房内响起凳子被撞倒的声音,紧接着门被用力关上,轻吻少年的人慌乱地离开了房间。
如果他能留下,会看到躺在床上的少年白皙玉颈一寸寸泛起桃花,本就让人移不开眼的脸容娴雅静丽,双颊染上粉荷色,纤细的睫毛以目不可及的幅度颤动着。如果用指腹抚上眼睑,还会感觉到眼球的细微颤动。
宛若含春海棠,九天仙子横卧春眠。
仅仅一吻,青涩的花苞有了绽放的迹象。
白辛夷放松了身体,直到恢复了行动力后都没有起来。
房外响起元弘深亲传弟子奉命巡逻的脚步声,按照计划,他们会在花弩结束后被元弘深叫醒,以“前半夜的搜索已经结束,后半夜轮到你们”的借口被指使出来,并在元弘深安排的搜寻路线中找到花弩故意留下的痕迹。
看来一切顺利。
白辛夷迷迷糊糊地用手指摸了一下自己的嘴唇。手掌一直放在被下,又软又暖,摸在唇上的触感和那片冰冷的嘴唇完全不同,但他仍旧浑身一颤,好像又被吻了一下般害羞起来。
他还是一名大学生时也曾幻想过恋爱和浪漫。穿到修仙世界后,大部分修士终身不婚,一心一意地追求飞升之道,没有什么恋爱氛围,所以白辛夷逐渐也忘记了曾经有过的幻想,跟着爷爷和前辈们专心修道。
白辛夷又摸了摸嘴唇,从床上坐起来。
翎持风、花弩、离雪吟。
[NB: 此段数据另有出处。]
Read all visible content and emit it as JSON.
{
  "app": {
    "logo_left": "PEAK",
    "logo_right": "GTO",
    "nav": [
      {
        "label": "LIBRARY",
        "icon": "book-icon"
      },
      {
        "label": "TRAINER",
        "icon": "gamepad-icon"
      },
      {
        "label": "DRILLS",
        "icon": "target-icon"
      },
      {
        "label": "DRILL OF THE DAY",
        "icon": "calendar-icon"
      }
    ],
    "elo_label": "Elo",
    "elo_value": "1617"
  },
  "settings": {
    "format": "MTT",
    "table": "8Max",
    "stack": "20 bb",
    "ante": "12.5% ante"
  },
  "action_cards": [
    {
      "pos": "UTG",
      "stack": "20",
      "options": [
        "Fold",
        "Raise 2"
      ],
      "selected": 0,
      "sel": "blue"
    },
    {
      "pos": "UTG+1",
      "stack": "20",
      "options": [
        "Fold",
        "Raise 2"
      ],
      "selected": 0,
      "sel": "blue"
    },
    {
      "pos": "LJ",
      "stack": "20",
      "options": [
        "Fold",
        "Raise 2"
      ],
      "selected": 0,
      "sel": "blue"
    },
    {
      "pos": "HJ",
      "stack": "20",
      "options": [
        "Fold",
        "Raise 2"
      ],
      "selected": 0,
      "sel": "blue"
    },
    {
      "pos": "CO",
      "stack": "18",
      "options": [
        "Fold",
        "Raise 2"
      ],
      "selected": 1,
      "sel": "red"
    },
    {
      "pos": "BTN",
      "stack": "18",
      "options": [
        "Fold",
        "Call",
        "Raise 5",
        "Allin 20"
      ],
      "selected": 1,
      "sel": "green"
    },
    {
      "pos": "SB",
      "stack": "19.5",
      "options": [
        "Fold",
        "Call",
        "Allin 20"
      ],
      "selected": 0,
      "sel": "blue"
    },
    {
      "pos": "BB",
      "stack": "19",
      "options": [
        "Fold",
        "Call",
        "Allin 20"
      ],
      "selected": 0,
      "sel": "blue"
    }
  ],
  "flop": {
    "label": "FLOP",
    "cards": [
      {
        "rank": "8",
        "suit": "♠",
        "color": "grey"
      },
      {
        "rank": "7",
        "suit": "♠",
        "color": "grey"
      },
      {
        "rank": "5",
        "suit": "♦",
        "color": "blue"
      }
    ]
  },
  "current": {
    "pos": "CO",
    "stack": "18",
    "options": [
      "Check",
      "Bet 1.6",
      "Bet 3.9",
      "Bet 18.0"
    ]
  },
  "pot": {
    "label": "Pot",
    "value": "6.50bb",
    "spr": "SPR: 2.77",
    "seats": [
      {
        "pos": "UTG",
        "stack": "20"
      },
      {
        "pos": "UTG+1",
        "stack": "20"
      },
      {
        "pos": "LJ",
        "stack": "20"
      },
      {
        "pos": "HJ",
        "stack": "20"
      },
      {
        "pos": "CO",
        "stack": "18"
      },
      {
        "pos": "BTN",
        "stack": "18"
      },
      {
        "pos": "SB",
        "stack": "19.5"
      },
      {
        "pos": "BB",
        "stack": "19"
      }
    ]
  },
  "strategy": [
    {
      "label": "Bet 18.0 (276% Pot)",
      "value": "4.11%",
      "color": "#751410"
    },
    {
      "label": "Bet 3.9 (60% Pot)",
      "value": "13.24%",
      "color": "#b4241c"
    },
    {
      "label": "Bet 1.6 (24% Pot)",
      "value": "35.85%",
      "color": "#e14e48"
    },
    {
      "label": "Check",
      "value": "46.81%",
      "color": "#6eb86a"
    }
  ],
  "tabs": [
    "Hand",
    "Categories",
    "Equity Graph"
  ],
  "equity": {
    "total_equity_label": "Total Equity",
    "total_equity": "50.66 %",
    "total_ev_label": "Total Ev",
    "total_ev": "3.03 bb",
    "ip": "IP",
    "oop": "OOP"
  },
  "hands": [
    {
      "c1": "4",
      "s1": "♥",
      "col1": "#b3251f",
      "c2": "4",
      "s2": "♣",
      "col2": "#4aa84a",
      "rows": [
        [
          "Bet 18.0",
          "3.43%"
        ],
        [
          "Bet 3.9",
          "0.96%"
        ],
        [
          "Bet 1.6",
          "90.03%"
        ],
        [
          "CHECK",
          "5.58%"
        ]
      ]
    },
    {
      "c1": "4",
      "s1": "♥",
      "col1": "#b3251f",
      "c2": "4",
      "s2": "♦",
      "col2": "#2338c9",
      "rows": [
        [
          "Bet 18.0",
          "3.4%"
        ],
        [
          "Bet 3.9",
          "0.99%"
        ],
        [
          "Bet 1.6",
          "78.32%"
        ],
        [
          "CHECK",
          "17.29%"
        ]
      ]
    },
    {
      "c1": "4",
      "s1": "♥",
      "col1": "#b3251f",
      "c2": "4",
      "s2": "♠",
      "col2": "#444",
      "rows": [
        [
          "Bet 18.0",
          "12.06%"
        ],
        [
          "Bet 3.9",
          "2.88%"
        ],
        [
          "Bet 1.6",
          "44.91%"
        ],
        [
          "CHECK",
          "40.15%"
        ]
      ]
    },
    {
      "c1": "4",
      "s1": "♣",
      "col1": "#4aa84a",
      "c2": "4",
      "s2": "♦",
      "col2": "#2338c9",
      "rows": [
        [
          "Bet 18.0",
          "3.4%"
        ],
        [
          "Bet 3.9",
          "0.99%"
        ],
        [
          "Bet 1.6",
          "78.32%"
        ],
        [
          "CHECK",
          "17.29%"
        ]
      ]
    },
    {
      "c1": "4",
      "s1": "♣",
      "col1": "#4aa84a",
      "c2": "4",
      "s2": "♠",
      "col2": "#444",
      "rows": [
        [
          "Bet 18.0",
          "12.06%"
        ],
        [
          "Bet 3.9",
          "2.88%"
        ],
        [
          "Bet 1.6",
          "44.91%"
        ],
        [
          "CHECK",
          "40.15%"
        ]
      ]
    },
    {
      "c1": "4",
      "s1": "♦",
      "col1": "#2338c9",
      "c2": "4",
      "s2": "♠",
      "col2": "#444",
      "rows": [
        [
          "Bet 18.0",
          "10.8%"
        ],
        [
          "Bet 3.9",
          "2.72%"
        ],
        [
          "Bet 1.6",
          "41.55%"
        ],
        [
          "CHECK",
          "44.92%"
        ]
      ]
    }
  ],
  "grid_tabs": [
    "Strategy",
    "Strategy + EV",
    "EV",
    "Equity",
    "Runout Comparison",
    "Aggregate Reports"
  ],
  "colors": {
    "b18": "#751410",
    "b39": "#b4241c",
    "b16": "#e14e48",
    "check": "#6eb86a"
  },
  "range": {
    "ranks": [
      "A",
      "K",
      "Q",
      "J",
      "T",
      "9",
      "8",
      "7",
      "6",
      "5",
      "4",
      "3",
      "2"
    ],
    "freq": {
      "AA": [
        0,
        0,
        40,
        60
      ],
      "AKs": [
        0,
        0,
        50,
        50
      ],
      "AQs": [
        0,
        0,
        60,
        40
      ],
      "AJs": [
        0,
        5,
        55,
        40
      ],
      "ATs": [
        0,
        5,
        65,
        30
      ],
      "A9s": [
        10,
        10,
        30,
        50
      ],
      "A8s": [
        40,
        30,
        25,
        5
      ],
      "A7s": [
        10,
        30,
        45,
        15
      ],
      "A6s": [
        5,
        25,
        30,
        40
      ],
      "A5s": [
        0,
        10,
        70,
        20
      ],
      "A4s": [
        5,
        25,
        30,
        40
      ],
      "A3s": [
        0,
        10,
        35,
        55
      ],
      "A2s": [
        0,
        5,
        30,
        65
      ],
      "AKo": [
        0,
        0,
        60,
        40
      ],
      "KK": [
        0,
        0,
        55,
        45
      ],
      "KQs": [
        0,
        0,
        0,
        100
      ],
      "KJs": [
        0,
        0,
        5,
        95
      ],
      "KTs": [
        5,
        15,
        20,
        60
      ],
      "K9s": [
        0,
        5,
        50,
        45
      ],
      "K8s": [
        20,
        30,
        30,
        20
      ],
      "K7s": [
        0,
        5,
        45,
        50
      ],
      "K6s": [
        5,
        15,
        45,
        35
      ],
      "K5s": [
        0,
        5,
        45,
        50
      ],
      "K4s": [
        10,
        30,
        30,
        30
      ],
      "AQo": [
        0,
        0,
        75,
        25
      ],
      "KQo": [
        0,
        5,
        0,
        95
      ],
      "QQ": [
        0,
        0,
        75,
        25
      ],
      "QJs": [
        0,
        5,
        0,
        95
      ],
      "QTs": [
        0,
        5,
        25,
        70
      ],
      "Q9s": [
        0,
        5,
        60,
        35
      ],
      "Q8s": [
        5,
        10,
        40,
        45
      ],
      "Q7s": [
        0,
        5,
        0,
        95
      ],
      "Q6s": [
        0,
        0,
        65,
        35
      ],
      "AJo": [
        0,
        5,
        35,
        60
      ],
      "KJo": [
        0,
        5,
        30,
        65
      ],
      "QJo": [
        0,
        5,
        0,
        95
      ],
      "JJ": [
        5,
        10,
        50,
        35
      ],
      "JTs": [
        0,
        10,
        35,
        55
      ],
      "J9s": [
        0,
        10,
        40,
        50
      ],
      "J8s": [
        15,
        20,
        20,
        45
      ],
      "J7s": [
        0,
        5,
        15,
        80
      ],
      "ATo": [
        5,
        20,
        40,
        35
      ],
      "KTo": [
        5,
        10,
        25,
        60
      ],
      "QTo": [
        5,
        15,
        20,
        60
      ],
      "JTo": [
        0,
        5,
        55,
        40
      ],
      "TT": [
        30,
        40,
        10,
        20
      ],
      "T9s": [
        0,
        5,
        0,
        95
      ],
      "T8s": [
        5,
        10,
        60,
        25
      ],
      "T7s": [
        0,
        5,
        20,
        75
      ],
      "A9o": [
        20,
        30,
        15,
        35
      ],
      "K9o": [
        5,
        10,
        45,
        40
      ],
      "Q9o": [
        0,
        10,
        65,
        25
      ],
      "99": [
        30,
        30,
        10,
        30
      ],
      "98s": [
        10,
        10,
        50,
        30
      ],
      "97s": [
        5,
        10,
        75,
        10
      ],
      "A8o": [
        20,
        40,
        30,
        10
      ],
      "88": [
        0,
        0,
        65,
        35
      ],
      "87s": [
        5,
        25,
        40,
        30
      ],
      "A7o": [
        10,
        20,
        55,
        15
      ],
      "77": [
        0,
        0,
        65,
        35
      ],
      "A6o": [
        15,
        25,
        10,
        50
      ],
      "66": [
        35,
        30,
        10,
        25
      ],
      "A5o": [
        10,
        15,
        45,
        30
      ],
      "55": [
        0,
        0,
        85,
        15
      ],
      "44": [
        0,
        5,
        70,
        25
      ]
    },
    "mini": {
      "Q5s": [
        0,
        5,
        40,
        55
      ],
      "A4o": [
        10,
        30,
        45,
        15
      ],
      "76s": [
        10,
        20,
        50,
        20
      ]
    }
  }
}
他们三人能在空间扭曲的碧霞岛上走动。
白辛夷抱住被子,认真地思考那个人是谁。
是翎持风吗?我和他青梅竹马,从小穿一条裤子长大。他长大后俊朗高挑,连长辈都称赞他天资聪慧,天之娇子。但他面对我时总是容易吵嘴,吵嘴又很快和好。他时常无故看着我很久,又很喜欢吃莫名其妙的醋。
花弩的话……这个人我至今不是很懂。他身世凄苦,多年来被迫认贼作父,忍辱负重,最终一招得以复仇,可谓能屈能伸。他总是笑嘻嘻的,但偶尔会露出惘然的神情,很多时候像带了一个狐狸面具,还曾经伤害我。花弩把寿元献给系统,他余命几年?
莫不是离雪吟大师兄……不对,不可能是他。先不提他总带着那只吵死人的雪鸮,哪怕雪鸮在扭曲的空间中沉睡了,大师兄对我也不可能做出那种事,他最爱的是剑道。剑士的心里没有男人——但,如果呢?如果他真的……
不对,这样想来,岂不是人人都心慕于我?白辛夷,你可别自作多情,把自己当成什么万人迷了!
就这样左思右想,天色泛起鱼肚白,白辛夷不得不爬起来,随便取水洗了把脸,御剑前往议事厅前。